Labskaus statt Labsal

Das traditionelle Reederessen, alljährlich im Dezember in der Hamburger Handelskammer, stand ganz im Zeichen einer neuen Bescheidenheit. Inmitten der tiefen Krise, in die nicht nur die gesamte deutsche Schifffahrt, sondern inzwischen auch ihr Verband der Deutschen Reeder (VDR) als Gastgeber gestürzt ist, wurde gute Seemannskost aufgetischt: Labskaus statt Rinderfilet. Auch die Zahl der Teilnehmer fiel wesentlich geringer aus als in den Vorjahren.

In der Branche wundert’s kaum Jemanden. Und wer es nicht auf Anhieb präsent hatte, den erinnerte VDR-Präsident Alfred Hartmann in seiner Begrüßungsrede daran, dass die deutsche Handelsflotte seit 2012, also in nur vier Jahren, um ein Viertel geschrumpft ist. Statt 3.600 Schiffen waren es zuletzt nur noch 2.700. Tendenz fallend. Denn angesichts zahlreicher Insolvenzen und vieler Notverkäufe ist mit weiteren Verlusten zu rechnen.

Während das Schicksal vieler, vor allem kleinerer Reeder zwischen Elbe und Ems schon besiegelt scheint und auch größere Unternehmen zunehmend in Turbulenzen geraten, beschwor Hartmann alle Anwesenden, um den Schifffahrtsstandort Deutschland zu kämpfen. Es sei, so der VDR-Präsident, ein verschärfter Standortwettbewerb zu beobachten. »Gerade Investoren vergleichen sehr genau und wägen ab«, so Hartmann. Anders als vielleicht als in der Vergangenheit sei Deutschland dabei nur noch eine unter vielen Optionen.

Andere Länder böten sogar attraktivere Konditionen. Gerade in Großbritannien mit der Finanzmetropole London werde nach der Brexit-Entscheidung massiv die Werbetrommel gerührt. »Wir müssen dringend klären, für welche Geschäftsmodelle der Standort Deutschland prädestiniert ist und welche Kernkompetenzen und Alleinstellungsmerkmale ihn auszeichnen«, so Hartmann.

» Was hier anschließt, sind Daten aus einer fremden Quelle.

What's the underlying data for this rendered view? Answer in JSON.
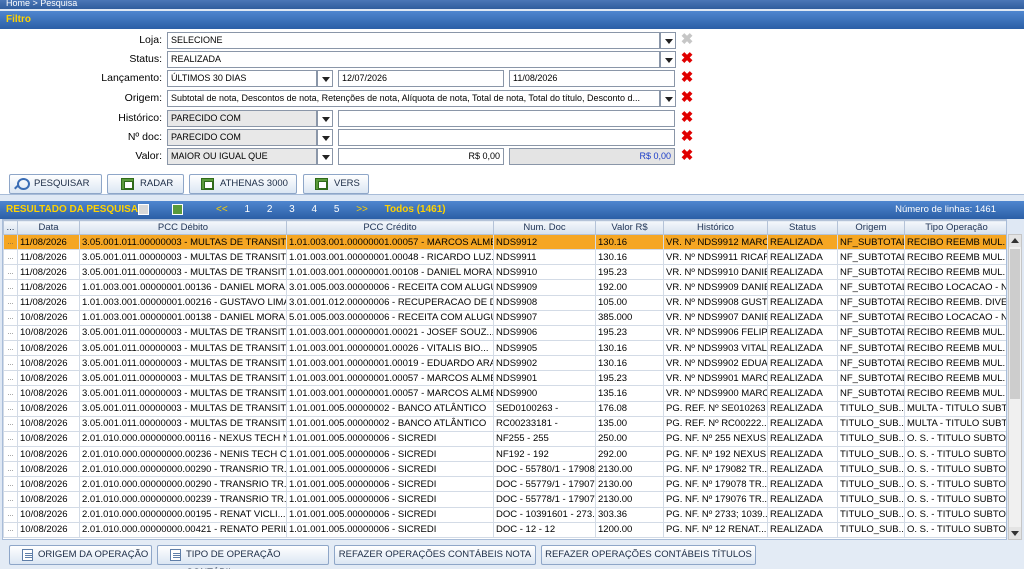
{
  "breadcrumb": "Home > Pesquisa",
  "filter": {
    "title": "Filtro",
    "loja_label": "Loja:",
    "loja_value": "SELECIONE",
    "status_label": "Status:",
    "status_value": "REALIZADA",
    "lancamento_label": "Lançamento:",
    "lancamento_value": "ÚLTIMOS 30 DIAS",
    "lancamento_from": "12/07/2026",
    "lancamento_to": "11/08/2026",
    "origem_label": "Origem:",
    "origem_value": "Subtotal de nota, Descontos de nota, Retenções de nota, Alíquota de nota, Total de nota, Total do título, Desconto d...",
    "historico_label": "Histórico:",
    "historico_value": "PARECIDO COM",
    "historico_text": "",
    "ndoc_label": "Nº doc:",
    "ndoc_value": "PARECIDO COM",
    "ndoc_text": "",
    "valor_label": "Valor:",
    "valor_value": "MAIOR  OU IGUAL QUE",
    "valor_from": "R$ 0,00",
    "valor_to": "R$ 0,00"
  },
  "toolbar": {
    "pesquisar": "PESQUISAR",
    "radar": "RADAR",
    "athenas": "ATHENAS 3000",
    "vers": "VERS"
  },
  "results": {
    "title": "RESULTADO DA PESQUISA",
    "prev": "<<",
    "pages": [
      "1",
      "2",
      "3",
      "4",
      "5"
    ],
    "next": ">>",
    "todos": "Todos (1461)",
    "line_count": "Número de linhas: 1461",
    "columns": [
      "...",
      "Data",
      "PCC Débito",
      "PCC Crédito",
      "Num. Doc",
      "Valor R$",
      "Histórico",
      "Status",
      "Origem",
      "Tipo Operação"
    ],
    "rows": [
      [
        "...",
        "11/08/2026",
        "3.05.001.011.00000003 - MULTAS DE TRANSITO",
        "1.01.003.001.00000001.00057 - MARCOS ALME...",
        "NDS9912",
        "130.16",
        "VR. Nº NDS9912 MARC...",
        "REALIZADA",
        "NF_SUBTOTAL",
        "RECIBO  REEMB MUL..."
      ],
      [
        "...",
        "11/08/2026",
        "3.05.001.011.00000003 - MULTAS DE TRANSITO",
        "1.01.003.001.00000001.00048 - RICARDO LUZ...",
        "NDS9911",
        "130.16",
        "VR. Nº NDS9911 RICAR...",
        "REALIZADA",
        "NF_SUBTOTAL",
        "RECIBO  REEMB MUL..."
      ],
      [
        "...",
        "11/08/2026",
        "3.05.001.011.00000003 - MULTAS DE TRANSITO",
        "1.01.003.001.00000001.00108 - DANIEL MORA...",
        "NDS9910",
        "195.23",
        "VR. Nº NDS9910 DANIE...",
        "REALIZADA",
        "NF_SUBTOTAL",
        "RECIBO  REEMB MUL..."
      ],
      [
        "...",
        "11/08/2026",
        "1.01.003.001.00000001.00136 - DANIEL MORA...",
        "3.01.005.003.00000006 - RECEITA COM ALUGU...",
        "NDS9909",
        "192.00",
        "VR. Nº NDS9909 DANIE...",
        "REALIZADA",
        "NF_SUBTOTAL",
        "RECIBO LOCACAO - N..."
      ],
      [
        "...",
        "11/08/2026",
        "1.01.003.001.00000001.00216 - GUSTAVO LIMA...",
        "3.01.001.012.00000006 - RECUPERACAO DE DE...",
        "NDS9908",
        "105.00",
        "VR. Nº NDS9908 GUSTA...",
        "REALIZADA",
        "NF_SUBTOTAL",
        "RECIBO  REEMB. DIVE..."
      ],
      [
        "...",
        "10/08/2026",
        "1.01.003.001.00000001.00138 - DANIEL MORA...",
        "5.01.005.003.00000006 - RECEITA COM ALUGU...",
        "NDS9907",
        "385.000",
        "VR. Nº NDS9907 DANIE...",
        "REALIZADA",
        "NF_SUBTOTAL",
        "RECIBO LOCACAO - N..."
      ],
      [
        "...",
        "10/08/2026",
        "3.05.001.011.00000003 - MULTAS DE TRANSITO",
        "1.01.003.001.00000001.00021 - JOSEF SOUZ...",
        "NDS9906",
        "195.23",
        "VR. Nº NDS9906 FELIP...",
        "REALIZADA",
        "NF_SUBTOTAL",
        "RECIBO  REEMB MUL..."
      ],
      [
        "...",
        "10/08/2026",
        "3.05.001.011.00000003 - MULTAS DE TRANSITO",
        "1.01.003.001.00000001.00026 - VITALIS BIO...",
        "NDS9905",
        "130.16",
        "VR. Nº NDS9903 VITAL...",
        "REALIZADA",
        "NF_SUBTOTAL",
        "RECIBO  REEMB MUL..."
      ],
      [
        "...",
        "10/08/2026",
        "3.05.001.011.00000003 - MULTAS DE TRANSITO",
        "1.01.003.001.00000001.00019 - EDUARDO ARA...",
        "NDS9902",
        "130.16",
        "VR. Nº NDS9902 EDUA...",
        "REALIZADA",
        "NF_SUBTOTAL",
        "RECIBO  REEMB MUL..."
      ],
      [
        "...",
        "10/08/2026",
        "3.05.001.011.00000003 - MULTAS DE TRANSITO",
        "1.01.003.001.00000001.00057 - MARCOS ALME...",
        "NDS9901",
        "195.23",
        "VR. Nº NDS9901 MARC...",
        "REALIZADA",
        "NF_SUBTOTAL",
        "RECIBO  REEMB MUL..."
      ],
      [
        "...",
        "10/08/2026",
        "3.05.001.011.00000003 - MULTAS DE TRANSITO",
        "1.01.003.001.00000001.00057 - MARCOS ALME...",
        "NDS9900",
        "135.16",
        "VR. Nº NDS9900 MARC...",
        "REALIZADA",
        "NF_SUBTOTAL",
        "RECIBO  REEMB MUL..."
      ],
      [
        "...",
        "10/08/2026",
        "3.05.001.011.00000003 - MULTAS DE TRANSITO",
        "1.01.001.005.00000002 - BANCO ATLÂNTICO",
        "SED0100263 -",
        "176.08",
        "PG. REF. Nº SE010263 -...",
        "REALIZADA",
        "TITULO_SUB...",
        "MULTA - TITULO SUBT..."
      ],
      [
        "...",
        "10/08/2026",
        "3.05.001.011.00000003 - MULTAS DE TRANSITO",
        "1.01.001.005.00000002 - BANCO ATLÂNTICO",
        "RC00233181 -",
        "135.00",
        "PG. REF. Nº RC00222...",
        "REALIZADA",
        "TITULO_SUB...",
        "MULTA - TITULO SUBT..."
      ],
      [
        "...",
        "10/08/2026",
        "2.01.010.000.00000000.00116 - NEXUS TECH NN...",
        "1.01.001.005.00000006 - SICREDI",
        "NF255 - 255",
        "250.00",
        "PG. NF. Nº 255 NEXUS...",
        "REALIZADA",
        "TITULO_SUB...",
        "O. S. - TITULO SUBTO..."
      ],
      [
        "...",
        "10/08/2026",
        "2.01.010.000.00000000.00236 - NENIS TECH CRI...",
        "1.01.001.005.00000006 - SICREDI",
        "NF192 - 192",
        "292.00",
        "PG. NF. Nº 192 NEXUS...",
        "REALIZADA",
        "TITULO_SUB...",
        "O. S. - TITULO SUBTO..."
      ],
      [
        "...",
        "10/08/2026",
        "2.01.010.000.00000000.00290 - TRANSRIO TR...",
        "1.01.001.005.00000006 - SICREDI",
        "DOC - 55780/1 - 179082",
        "2130.00",
        "PG. NF. Nº 179082  TR...",
        "REALIZADA",
        "TITULO_SUB...",
        "O. S. - TITULO SUBTO..."
      ],
      [
        "...",
        "10/08/2026",
        "2.01.010.000.00000000.00290 - TRANSRIO TR...",
        "1.01.001.005.00000006 - SICREDI",
        "DOC - 55779/1 - 179078",
        "2130.00",
        "PG. NF. Nº 179078  TR...",
        "REALIZADA",
        "TITULO_SUB...",
        "O. S. - TITULO SUBTO..."
      ],
      [
        "...",
        "10/08/2026",
        "2.01.010.000.00000000.00239 - TRANSRIO TR...",
        "1.01.001.005.00000006 - SICREDI",
        "DOC - 55778/1 - 179076",
        "2130.00",
        "PG. NF. Nº 179076  TR...",
        "REALIZADA",
        "TITULO_SUB...",
        "O. S. - TITULO SUBTO..."
      ],
      [
        "...",
        "10/08/2026",
        "2.01.010.000.00000000.00195 - RENAT VICLI...",
        "1.01.001.005.00000006 - SICREDI",
        "DOC - 10391601 - 273...",
        "303.36",
        "PG. NF. Nº 2733; 1039...",
        "REALIZADA",
        "TITULO_SUB...",
        "O. S. - TITULO SUBTO..."
      ],
      [
        "...",
        "10/08/2026",
        "2.01.010.000.00000000.00421 - RENATO PERIL...",
        "1.01.001.005.00000006 - SICREDI",
        "DOC - 12 - 12",
        "1200.00",
        "PG. NF. Nº 12  RENAT...",
        "REALIZADA",
        "TITULO_SUB...",
        "O. S. - TITULO SUBTO..."
      ]
    ]
  },
  "bottom": {
    "origem": "ORIGEM DA OPERAÇÃO",
    "tipo": "TIPO DE OPERAÇÃO CONTÁBIL",
    "refazer_nota": "REFAZER OPERAÇÕES CONTÁBEIS NOTA",
    "refazer_titulos": "REFAZER OPERAÇÕES CONTÁBEIS TÍTULOS"
  },
  "colors": {
    "header_blue": "#2b5fa6",
    "title_yellow": "#ffd200",
    "selected_row": "#f5a623",
    "clear_red": "#e00000"
  }
}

Er verwies durchaus auf die jüngst getroffenen Entscheidungen im politischen Berlin, die zusätzlich zur Tonnagesteuer ab 2017 die Schifffahrt unter deutscher Flagge entlasten sollen: vollständiger Lohnsteuereinbehalt, Anpassung der Schiffsbesetzungsverordnung, Erstattung der Arbeitgeberanteile bei den Sozialabgaben. Wer wollte, konnte zwischen den Zeilen aber durchaus heraushören, dass dies womöglich nicht reicht.

In den vergangenen Wochen hatten Korea, Japan, Taiwan und zuletzt Singapur milliardenschwere Hilfsprogramme für die heimische maritime Wirtschaft aufgelegt. Von den üblichen Subventionen für Schifffahrt und Schiffbau in China ganz zu schweigen. Hartmann ging darauf nicht explizit ein, sondern forderte stattdessen eine »umfassende maritime Strategie«, um den vielfältigen Herausforderungen auch künftig begegnen zu können.

Der Appell des VDR-Präsidenten richtete sich an die nächste Nationale Maritime Konferenz, an das Leittreffen zwischen Politik und Wirtschaft in Deutschland schlechthin. Allerdings findet dieser Gipfel nur alle zwei Jahre statt, das nächste Mal 2017, übrigens in Hamburg. Doch selbst wenn bei dieser Gelegenheit Entscheidungen fallen sollten, dauert es bekanntlich, bis politische Willensbekundungen in konkrete Taten münden – wenn überhaupt.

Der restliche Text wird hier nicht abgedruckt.